Coursera Data Science Capstone Project

Amber Beasock
24APR2016

Project Overview

This presentation introduces the application built for the Capstone project for the Coursera Data Science specialization by John Hopkins University in partnership with SwiftKey.

The primary goal of this project is to build a predictive model and a Shiny app that is able to predict the next word of a user's input.

Data

The training data provided in the course was a set of three documents for four different languages: English, Russian, Finnish, and German. The three documents in each contained text from three three different sources: blogs, news, and twitter.

A random sample of 25,000 lines was taken from each English file (en_US.blogs.txt, en_US.news.txt, en_US.twitter.txt). Using the R tm package, A corpus was constructed and several methods were performed to clean the data, such as converting text to lowercase, removing white space, special characters, numbers, punctuation, and profanity (using the Google badwords dataset). Using the RWeka package, 3 term-document matrics were used to create 2-grams, 3-grams, and 4-grams.

Algorithm

The prediction algorithm utilizes the Simple Good Turing Algorithm developed by Gale And Simpson (more info) and Stupid Backoff.

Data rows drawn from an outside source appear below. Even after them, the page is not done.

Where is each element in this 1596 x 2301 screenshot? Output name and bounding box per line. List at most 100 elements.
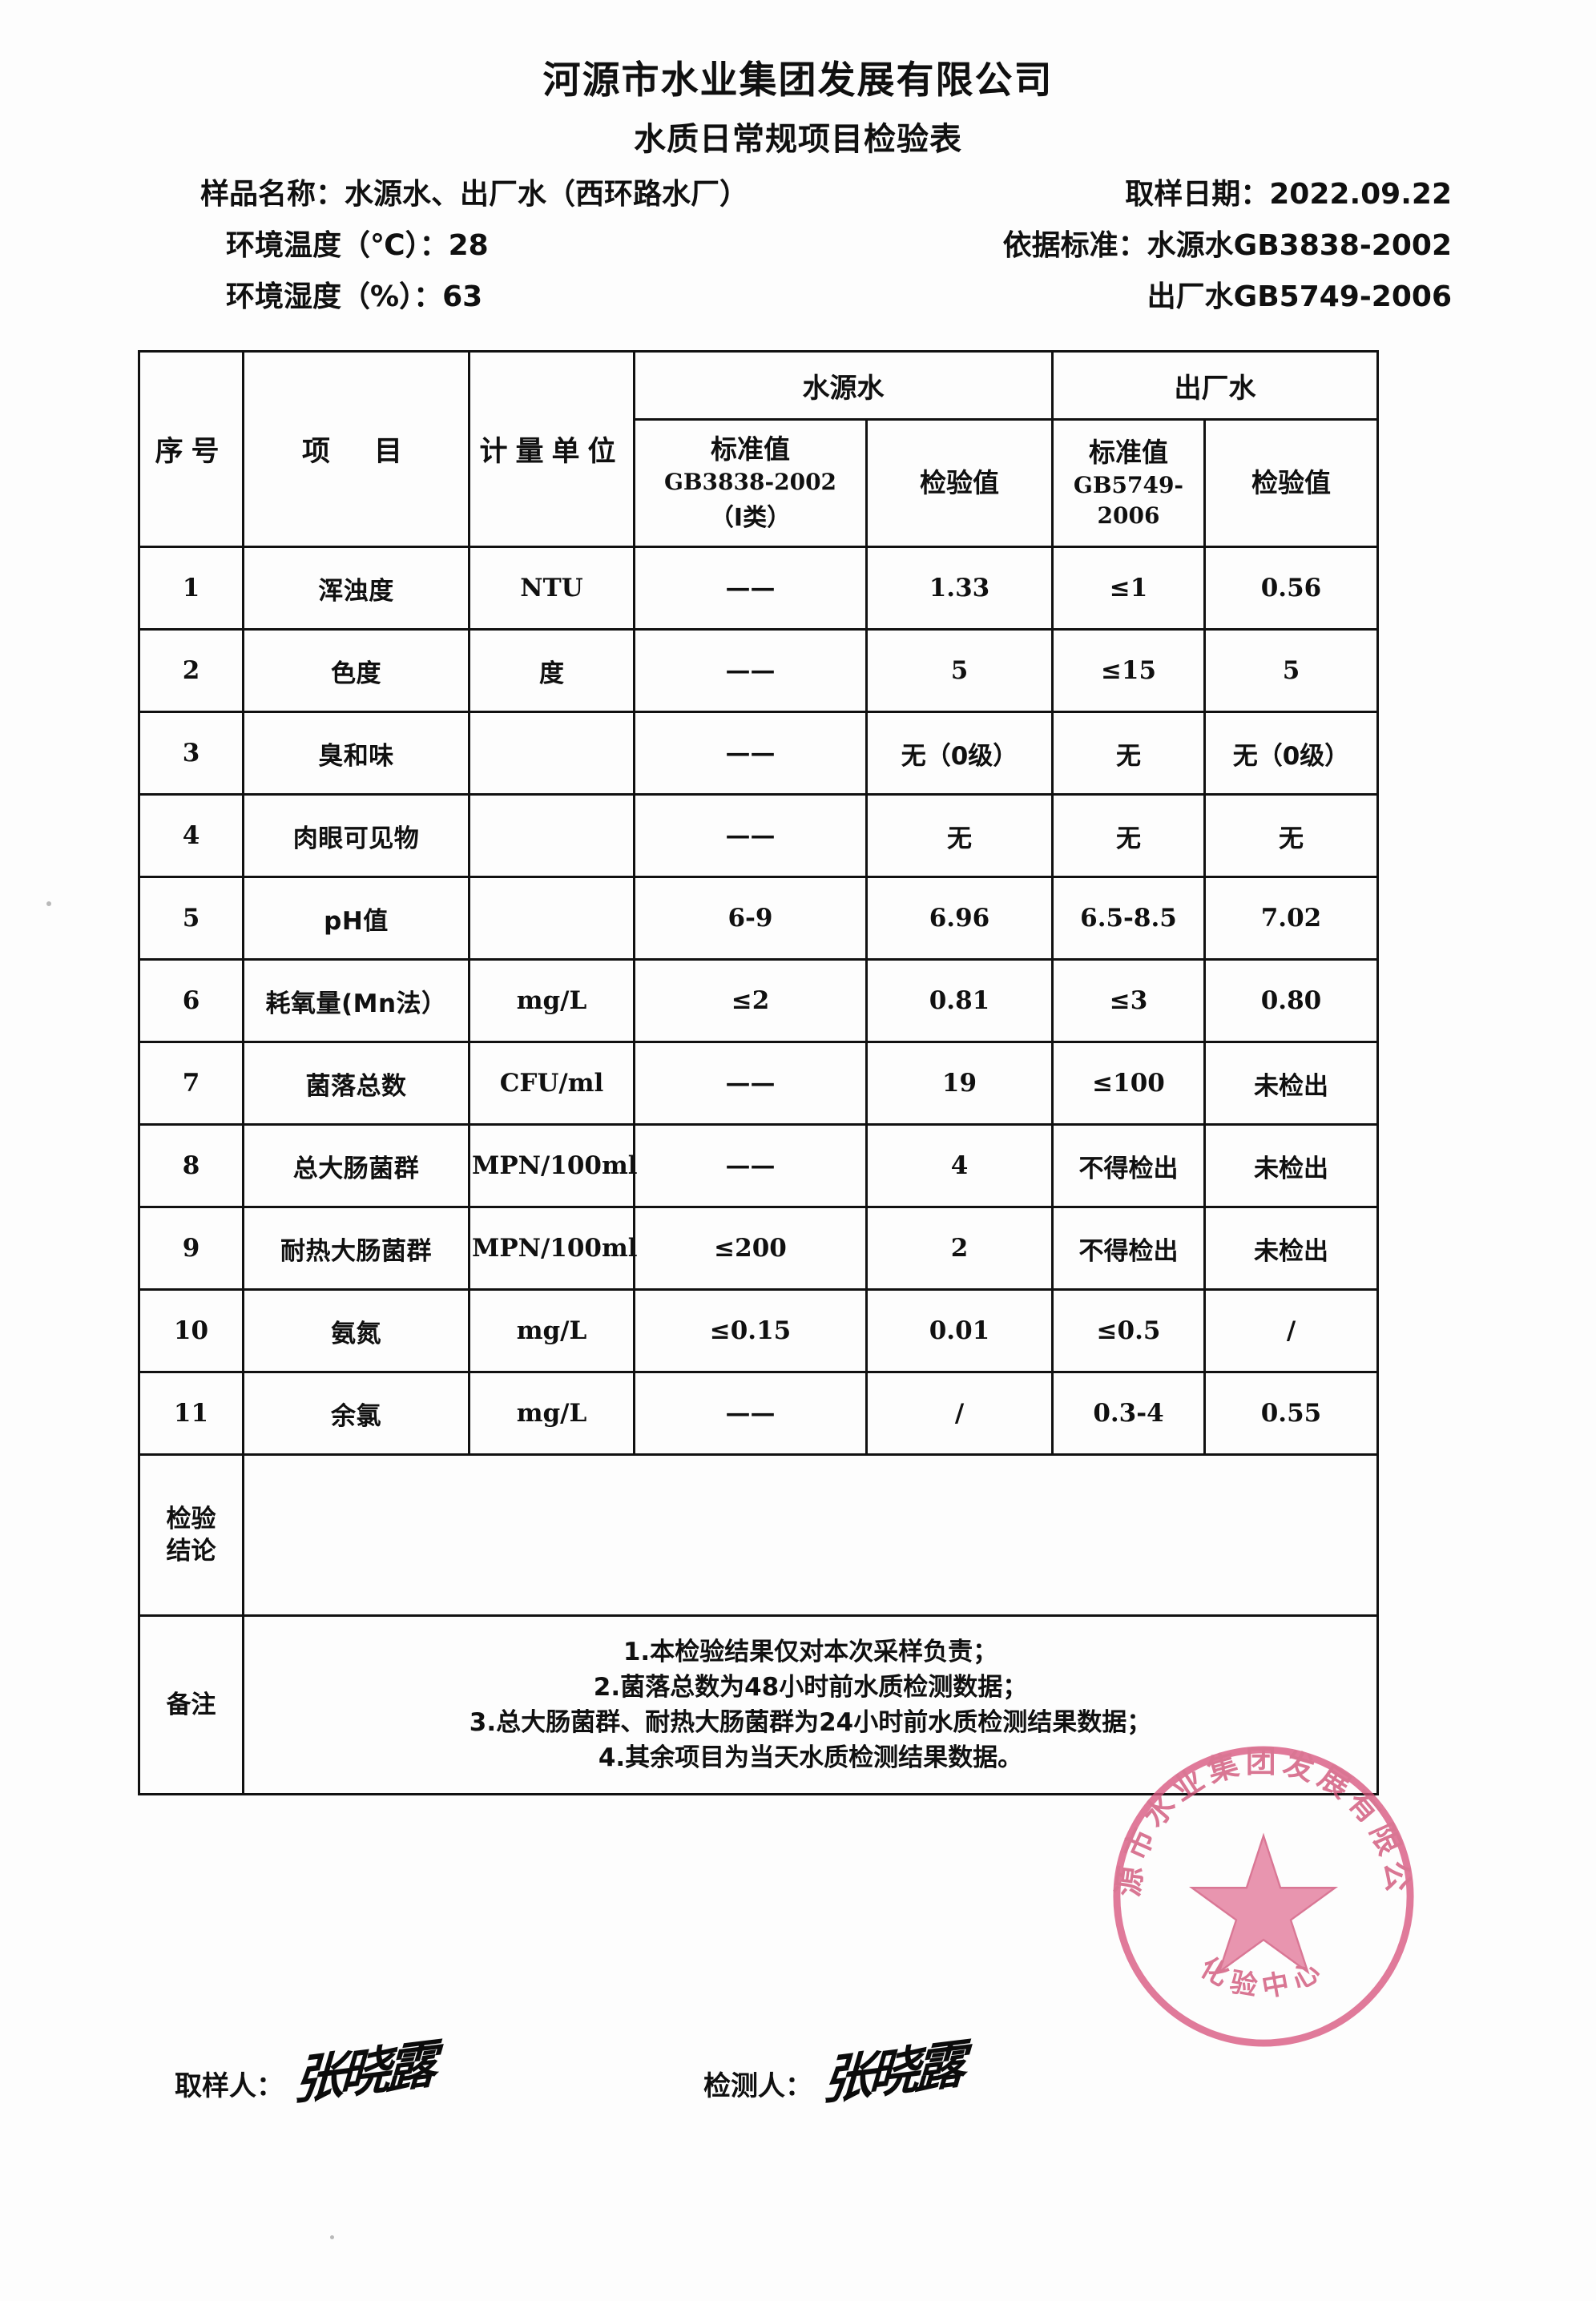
cell-finished-measured: 未检出 [1203, 1041, 1379, 1126]
cell-unit: 度 [468, 628, 635, 713]
table-row: 1 浑浊度 NTU —— 1.33 ≤1 0.56 [138, 546, 1379, 631]
remark-line: 4.其余项目为当天水质检测结果数据。 [598, 1743, 1023, 1773]
tester-label: 检测人： [703, 2070, 812, 2102]
cell-index: 7 [138, 1041, 244, 1126]
cell-index: 4 [138, 793, 244, 878]
cell-finished-measured: 0.56 [1203, 546, 1379, 631]
page-title: 河源市水业集团发展有限公司 [542, 58, 1054, 103]
cell-index: 9 [138, 1206, 244, 1291]
cell-index: 11 [138, 1371, 244, 1456]
cell-finished-measured: 无（0级） [1203, 711, 1379, 796]
cell-source-measured: 无（0级） [865, 711, 1054, 796]
th-group-finished-water: 出厂水 [1051, 350, 1379, 421]
conclusion-label-line1: 检验 [166, 1504, 216, 1533]
meta-row-sample: 样品名称：水源水、出厂水（西环路水厂） 取样日期：2022.09.22 [200, 177, 1452, 211]
cell-item-name: 肉眼可见物 [242, 793, 470, 878]
conclusion-label-line2: 结论 [166, 1537, 216, 1566]
th-finished-standard-code: GB5749-2006 [1073, 472, 1184, 530]
conclusion-value [242, 1453, 1379, 1617]
cell-source-standard: —— [633, 793, 868, 878]
inspection-table: 序号 项 目 计量单位 水源水 出厂水 标准值 GB3838-2002 （Ⅰ类）… [138, 350, 1379, 1795]
cell-finished-standard: 6.5-8.5 [1051, 876, 1206, 961]
sample-date-label: 取样日期： [1125, 177, 1270, 211]
cell-finished-standard: ≤0.5 [1051, 1288, 1206, 1373]
cell-item-name: 臭和味 [242, 711, 470, 796]
cell-index: 6 [138, 958, 244, 1043]
cell-index: 5 [138, 876, 244, 961]
table-row: 3 臭和味 —— 无（0级）无无（0级） [138, 711, 1379, 796]
table-head-group-row: 序号 项 目 计量单位 水源水 出厂水 [138, 350, 1379, 548]
th-group-source-water: 水源水 [633, 350, 1054, 421]
cell-source-standard: —— [633, 546, 868, 631]
cell-unit [468, 711, 635, 796]
svg-text:化验中心: 化验中心 [1195, 1951, 1332, 2003]
remark-line: 3.总大肠菌群、耐热大肠菌群为24小时前水质检测结果数据； [469, 1708, 1152, 1737]
cell-source-measured: 0.01 [865, 1288, 1054, 1373]
cell-source-measured: / [865, 1371, 1054, 1456]
cell-source-standard: —— [633, 711, 868, 796]
cell-source-standard: —— [633, 1041, 868, 1126]
th-finished-standard-title: 标准值 [1089, 436, 1168, 468]
cell-item-name: 耐热大肠菌群 [242, 1206, 470, 1291]
cell-finished-standard: 不得检出 [1051, 1123, 1206, 1208]
cell-finished-measured: 5 [1203, 628, 1379, 713]
cell-item-name: 色度 [242, 628, 470, 713]
sampler-block: 取样人： 张晓露 [175, 2034, 703, 2112]
remark-line: 2.菌落总数为48小时前水质检测数据； [593, 1672, 1028, 1702]
cell-unit: MPN/100ml [468, 1123, 638, 1208]
cell-index: 8 [138, 1123, 244, 1208]
cell-finished-standard: 无 [1051, 793, 1206, 878]
cell-finished-standard: 0.3-4 [1051, 1371, 1206, 1456]
ambient-temperature: 环境温度（℃）：28 [226, 228, 489, 262]
inspection-table-wrapper: 序号 项 目 计量单位 水源水 出厂水 标准值 GB3838-2002 （Ⅰ类）… [138, 350, 1379, 1795]
cell-source-measured: 1.33 [865, 546, 1054, 631]
cell-finished-standard: ≤15 [1051, 628, 1206, 713]
cell-finished-measured: 0.55 [1203, 1371, 1379, 1456]
th-source-standard-code: GB3838-2002 [663, 469, 837, 496]
cell-source-standard: —— [633, 628, 868, 713]
cell-finished-measured: 无 [1203, 793, 1379, 878]
th-unit: 计量单位 [468, 350, 635, 548]
cell-finished-standard: ≤3 [1051, 958, 1206, 1043]
ambient-humidity: 环境湿度（%）：63 [226, 280, 483, 313]
table-row: 11 余氯 mg/L ——/0.3-4 0.55 [138, 1371, 1379, 1456]
th-finished-standard: 标准值 GB5749-2006 [1051, 418, 1206, 548]
sample-date-value: 2022.09.22 [1269, 177, 1452, 211]
tester-block: 检测人： 张晓露 [703, 2034, 962, 2112]
cell-index: 3 [138, 711, 244, 796]
sample-date: 取样日期：2022.09.22 [1125, 177, 1452, 211]
cell-unit [468, 793, 635, 878]
cell-finished-measured: 未检出 [1203, 1206, 1379, 1291]
cell-source-measured: 2 [865, 1206, 1054, 1291]
th-source-standard-title: 标准值 [711, 433, 790, 465]
cell-item-name: 耗氧量(Mn法） [242, 958, 470, 1043]
cell-source-measured: 0.81 [865, 958, 1054, 1043]
cell-source-measured: 6.96 [865, 876, 1054, 961]
cell-finished-measured: 未检出 [1203, 1123, 1379, 1208]
sampler-signature: 张晓露 [292, 2033, 434, 2113]
th-item: 项 目 [242, 350, 470, 548]
th-no: 序号 [138, 350, 244, 548]
form-title: 水质日常规项目检验表 [634, 120, 962, 158]
th-source-standard-class: （Ⅰ类） [709, 503, 792, 532]
cell-unit: NTU [468, 546, 635, 631]
cell-item-name: 菌落总数 [242, 1041, 470, 1126]
table-body: 1 浑浊度 NTU —— 1.33 ≤1 0.56 2 色度度 —— 5 ≤15 5 3 臭和味 —— 无（0级… [138, 546, 1379, 1456]
cell-source-measured: 4 [865, 1123, 1054, 1208]
sample-name-label: 样品名称：水源水、出厂水（西环路水厂） [200, 177, 749, 211]
cell-source-standard: 6-9 [633, 876, 868, 961]
signature-footer: 取样人： 张晓露 检测人： 张晓露 [0, 2034, 1596, 2112]
table-row: 6 耗氧量(Mn法） mg/L ≤2 0.81 ≤3 0.80 [138, 958, 1379, 1043]
table-row: 5 pH值 6-9 6.96 6.5-8.5 7.02 [138, 876, 1379, 961]
cell-finished-standard: 无 [1051, 711, 1206, 796]
meta-row-temperature: 环境温度（℃）：28 依据标准：水源水GB3838-2002 [200, 228, 1452, 262]
meta-row-humidity: 环境湿度（%）：63 出厂水GB5749-2006 [200, 280, 1452, 313]
standard-basis-label: 依据标准： [1002, 228, 1147, 262]
cell-index: 1 [138, 546, 244, 631]
remark-label: 备注 [138, 1614, 244, 1795]
table-row: 9 耐热大肠菌群 MPN/100ml ≤200 2 不得检出 未检出 [138, 1206, 1379, 1291]
cell-source-standard: —— [633, 1123, 868, 1208]
cell-unit: mg/L [468, 1371, 635, 1456]
cell-item-name: 浑浊度 [242, 546, 470, 631]
conclusion-label: 检验 结论 [138, 1453, 244, 1617]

The last 3 words (or 2 if that's all that's input) are taken from the entered text. If there are matching 4-grams and 3-grams, the 3-gram probabilities are multipled by 0.4 (due to backing off 1 level) and then the matching 4-grams and 3-grams are combined and reordered by highest probability. The top three words are presented as next word predictions. If the 4-grams or 3-grams have less than three matches, then the 2-grams are used to fill in the remaining needed matches to make three predictions. The 2-grams were very inaccurate in the prediction testing, even when using backoff techniques, which is why only 4-grams and 3-grams are considered if available. Finally, if there are no matches in the 4-grams, 3-grams, or 2-grams then the message “No prediction found” is outputed.

Shiny App

The Word Prediction app is available on shinyapps.io. Give it a try at the link: https://amberbeasock.shinyapps.io/capstone_app/

The user must type in at least two words before hitting “Submit”. The inputed words are run through the developed prediction model and the top three words the model calculates to have the highest probability of occuring next based on the input will be outputed.

In the app also includes the following documentation: a how To use guide, a brief summary of the project, and a final report that goes into deeper detail.

The ui.R and server.R code is available on my GitHub.